We have all heard it before, “You’ve come a long way baby!” Usually I smile at the catchy jingle that Virginia Slims made a household name in my childhood. I am immediately transported to those funny commercials that show women struggling to do everyday things. The final scene is always a glamorous woman, smoking while leaning back and the slogan in the background. 2018 seemed like a years away from this until I walked into PETS’s Spouse training. I was immediately transported to 1952 and told that my role as the spouse of the President would be to type his agenda, serve as hostess, do in other words all I could to make him look good. As a modern woman, I must admit I was floored, bewildered about what I had gotten into and to be honest, angry. Why angry? I had been Rotoract President, the last in a long line of women at CLU at the time but I was basically being told to just look pretty. Well, Jeff got an earful that afternoon. I was ready to have nothing to do with his Rotary year, and then I heard Silvia Whitlock speak. With her demeanor and great ability to tell her story, I was reminded of one big fact: I stand on the shoulders of giants. Sylvia turned me around by reminding me that change happens not by screaming and shouting my displeasure, but by standing by my moral compass. I was mesmerized by her story and loved her humor so much that I immediately encouraged Jeff make her PETS speech part of his programs.
Last month, I picked up a book that was a collection of short autobiographies of women who misbehaved. It had the normal bad girls of history like Amelia Earhart, Marie Curie, Helen Keller, Nellie Bly and Bonnie Parker. However, it also boasted some not so known women like, Helen Gurley Brown, Anais Nin, Mary Blair, to name a few. What these women had in common was simple, they broke the barrier in one way or another. Sylvia Whitlock, would fit right in. Because they lived life to the fullest, we can do some things that we now consider ordinary. Their struggle may not seem like a big deal now, much like what is the big deal for women to be Rotarians. I could assure you, it was scandalous and Silvia Whitlock in the humblest of ways, took up the torch and lead us all to today’s normalcy.
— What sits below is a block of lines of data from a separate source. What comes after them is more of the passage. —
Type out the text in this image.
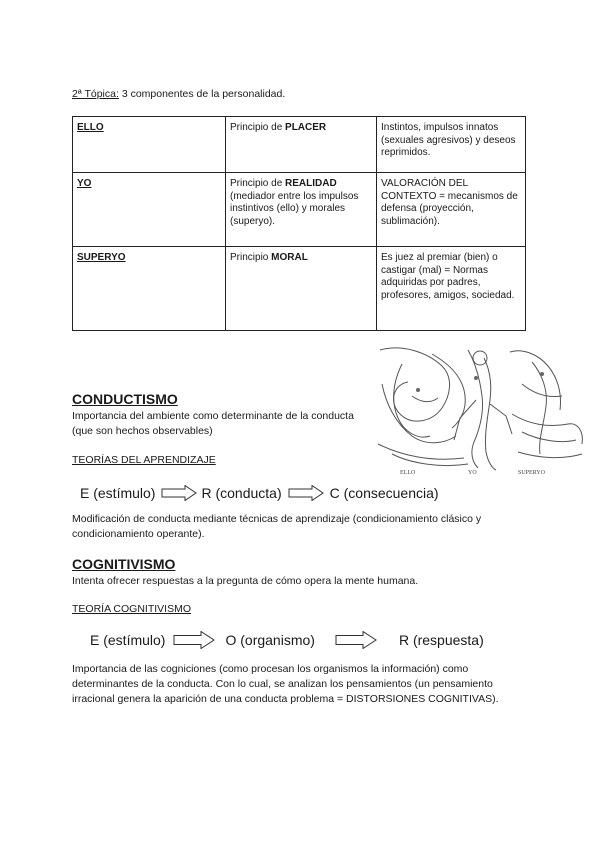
2ª Tópica: 3 componentes de la personalidad.
ELLO	Principio de PLACER	Instintos, impulsos innatos (sexuales agresivos) y deseos reprimidos.
YO	Principio de REALIDAD (mediador entre los impulsos instintivos (ello) y morales (superyo).	VALORACIÓN DEL CONTEXTO = mecanismos de defensa (proyección, sublimación).
SUPERYO	Principio MORAL	Es juez al premiar (bien) o castigar (mal) = Normas adquiridas por padres, profesores, amigos, sociedad.
ELLO	YO	SUPERYO
CONDUCTISMO

Importancia del ambiente como determinante de la conducta (que son hechos observables)

TEORÍAS DEL APRENDIZAJE
E (estímulo)	R (conducta)	C (consecuencia)

Modificación de conducta mediante técnicas de aprendizaje (condicionamiento clásico y condicionamiento operante).

COGNITIVISMO

Intenta ofrecer respuestas a la pregunta de cómo opera la mente humana.

TEORÍA COGNITIVISMO
E (estímulo)	O (organismo)	R (respuesta)

Importancia de las cogniciones (como procesan los organismos la información) como determinantes de la conducta. Con lo cual, se analizan los pensamientos (un pensamiento irracional genera la aparición de una conducta problema = DISTORSIONES COGNITIVAS).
So, this month as we honor the bad girls in history that we all know, let’s not forget that some important triumphs, may not seem big but created a whole new normal for us all. Let’s honor women like Silvia Whitlock not by claiming to be feminist but by living and embodying the 4-way test. I know I am not a Rotarian, but I know I have little girls watching and learning from me. We, as women today, set the tone for what us normal for our little girls when they become women. This is why I wonder, have we really come a long way baby?